What are you studying, specifically?
McCall: There are dance reliefs throughout the temple. I am focusing on several sets. First, there are 108 dance reliefs, called karanas, that are the basic moves of Bharatanatyam. Chidambaram is one of only two temples (some say the only one) that possess all 108. There are also dance reliefs lining various temples within the larger Thillai Nataraja temple complex, which is over 47 acres in size.
Another component of my project focuses on 1,000-year-old frescoes in the ceiling of the Parvati temple—Siva’s consort. A third area addresses the special festivals and daily life of the temple’s unique Dikshithar priests, who have presided over the temple for what is said to be thousands of years. Given the extensive amount of masterful research previously done on the dance reliefs, my project entails the photo and video documentation of these and the frescoes.
What is a typical day there like for you?
McCall: I wake in the morning to the building’s watchman [delivering] fresh cow’s milk to my door. Then I engage in physical practice—dance, yoga, Pilates, etc. I then prepare to go to temple to photograph or video. That is very intense work, as it takes tremendous focus. Given the heat in Tamil Nadu, southern India, I am exhausted by day’s end, so I usually need a day or two in between to rest, download material and prepare for the next shoot.
I use those in-between days to run errands, catch up on email, etc. I also go to temple for puja, or prayer, not every day, but several times weekly. Today was a special ceremony in one of the oldest parts of the temple where sits the original lingam—representing Siva—which thousands of years ago appeared in the midst of a mangrove forest. The ceremony this evening involved the abhishekam, or ritual washing of the ancient lingam with milk, ghee, honey, and coconut water.
How have you been received by the locals?
McCall: I am a curiosity. They do not understand why I am alone, as it is rare for any Indian to be without family of some sort. And, of course, I’m light skinned and lighter haired than they. But as I stated, they are generally warm and helpful if I reach out to them.
My neighbor invited me to her son’s 2-year-old birthday party, which was held at a large hall used for weddings. I wasn’t aware that here, 2-year-old birthdays are a big celebration. There were singers, a very elaborate stage, a video crew and monitors, and, of course, lots of food. I was called up to the stage, as was everyone else, to present my present and to have my photo taken with the entire family.
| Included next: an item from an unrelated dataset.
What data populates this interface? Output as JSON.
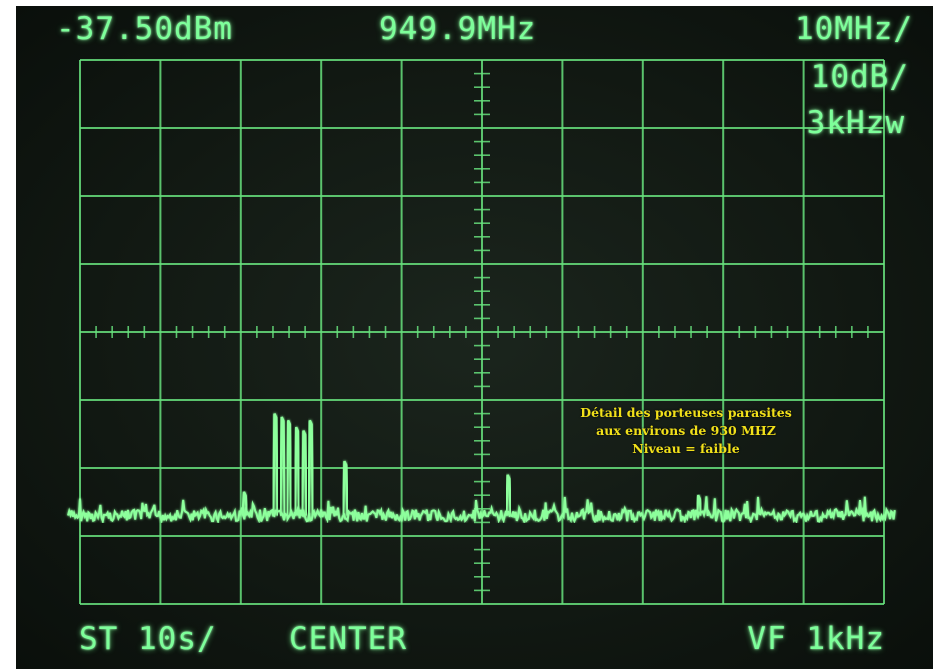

Indians remind me of having lived in Italy. They are very concerned that I eat, and want to know what I am eating. They enjoy feeding everyone. After the party, I was stopped in the street by someone who said, ‘Function!’ meaning he saw me at the function the previous night. Tamil is a difficult language, so the majority of my communication is through gestures and simple English terms, which most seem to understand, although there have been some comical moments.
Have you made any breakthroughs in your findings?
McCall: Given that I am mainly documenting, and the fact that I’ve been here three times previous to this one, the main surprises have been the beauty of the material I am shooting. Some pieces are so exquisite that I fall in love with them and don’t want to stop shooting. They are inherently, and paradoxically, mysterious and revealing at the same time.
Why do you feel this research is important?
McCall: The objects of my documentation are over 800 and, in some cases, over 1,000 years old and exposed to the elements. They need preserving. Furthermore, I could not find any adequate documentation of these beautiful dance reliefs or frescoes. Most photographs are from long before the digital age, and are out of focus and difficult to discern. These treasures are important for both cultural and scholarly, as well as aesthetic purposes; are part of our world cultural heritage; and, for their uniqueness, deserve to be seen by those unable to travel and visit the temple.